If the President of the Republic, Emmanuel Macron, prefers to continue his coup by appointing his carbon copy, he could therefore be dismissed. And "the communists are not afraid of a dissolution," asserts Fabien Roussel. In the event of early legislative elections, the national secretary of the PCF affirms: "We will not renew the New Popular Front agreement. We prefer that a new agreement emerges on the left , department by department, with established personalities as candidates and without parachuting."
The president of the Democratic and Republican Left (GDR) group, Communist MP Stéphane Peu, insists on the need for an agreement, given the emerging juncture between the right and the far right. "There is now an intellectual and cultural porosity between the right and the far right. Cultural victories precede political victories, said Gramsci, and political agreements too," analyzes the leader of the Communist and overseas MPs.
Another hypothesis pushed by part of the opposition, notably La France Insoumise: the resignation or dismissal of Emmanuel Macron. "I understand the French people who are fed up and want Macron to leave now ," confides Fabien Roussel. "But we will be more ready by waiting for 2027, on the condition that there is a powerful social movement to carry us forward." He assures that he understands "those who want a dismissal. But in the PCF we do not delegate change to new elections. We are not a presidentialist party. We are parliamentarians. We are in favor of the social movement exerting pressure and having full influence. And we will make its voice heard in Parliament. The Popular Front of 1936 is not just an alliance between socialist communists and radicals, it is 12 million strikers!"
"To break the glass ceiling of 28-29% on the left," he believes, " we must accept having differences and not starting together sometimes in the first round." These differences, according to him, can be found on the issues of peace, NATO, industrial production, and energy.
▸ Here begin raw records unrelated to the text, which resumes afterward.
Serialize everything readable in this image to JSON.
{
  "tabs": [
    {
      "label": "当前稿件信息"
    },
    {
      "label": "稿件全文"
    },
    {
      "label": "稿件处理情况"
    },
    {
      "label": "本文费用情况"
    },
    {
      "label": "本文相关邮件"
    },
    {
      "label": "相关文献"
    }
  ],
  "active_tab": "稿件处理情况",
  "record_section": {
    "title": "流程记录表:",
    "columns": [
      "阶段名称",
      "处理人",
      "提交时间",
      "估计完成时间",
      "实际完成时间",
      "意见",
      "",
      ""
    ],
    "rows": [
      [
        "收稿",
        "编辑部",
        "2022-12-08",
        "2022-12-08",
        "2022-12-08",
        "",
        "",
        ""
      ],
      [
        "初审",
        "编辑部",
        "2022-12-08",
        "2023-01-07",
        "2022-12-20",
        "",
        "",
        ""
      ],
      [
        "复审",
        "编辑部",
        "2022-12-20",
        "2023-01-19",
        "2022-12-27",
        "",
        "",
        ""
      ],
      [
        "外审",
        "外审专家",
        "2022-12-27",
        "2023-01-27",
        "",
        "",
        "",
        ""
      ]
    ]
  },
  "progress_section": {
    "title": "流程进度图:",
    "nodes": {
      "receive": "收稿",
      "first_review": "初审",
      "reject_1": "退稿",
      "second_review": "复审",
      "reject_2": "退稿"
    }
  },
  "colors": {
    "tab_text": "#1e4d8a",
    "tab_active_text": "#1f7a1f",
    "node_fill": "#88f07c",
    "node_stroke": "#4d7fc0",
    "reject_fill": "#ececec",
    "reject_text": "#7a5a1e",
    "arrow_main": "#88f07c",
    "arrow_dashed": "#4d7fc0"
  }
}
Moreover, "a part of the left does not know how to listen to what is being said in the country and speak in the words of the people," he worries. Therefore, the national secretary of the PCF does not intend to participate in a primary of the left, whatever its form. "That would make people believe that Fabien Roussel and Raphaël Glucksmann could start together in the first round ," he mocks. "Nobody can believe that." An agreement of the entire left to beat the right and the far right in the second round, on the other hand, is on the table.
Fabien Roussel also urges not to be obsessed with the presidential election. "Before the legislative and presidential elections, there are the municipal elections. And the left must show that it is capable of uniting," he warns, threatening not to support any MP who does not support the outgoing mayors. The PCF sees these municipal elections in a spirit of conquest. Ian Brossat, leader of the communists in the capital, indicates that he is working in Paris to bring the left together with the socialists, the ecologists, and Danielle Simonnet's Après party, who currently sits on the opposition benches. "We have a duty to unite" to respond to the aspirations of Parisians, "attached to social justice and the ecologists."
The other PCF spokesperson, Léon Deffontaines, leader of the communists in Amiens, is trying to unite progressive forces in the capital of the Somme and intends to make it a model. "Amiens can become the Hénin-Beaumont of the left, an alternative to the far right," a symbol in a department where the far right has three deputies. In addition to Amiens, the PCF intends to be at the forefront of bringing Nîmes and Tarbes back into the hands of the left. At the forefront of the fight against the right and the far right.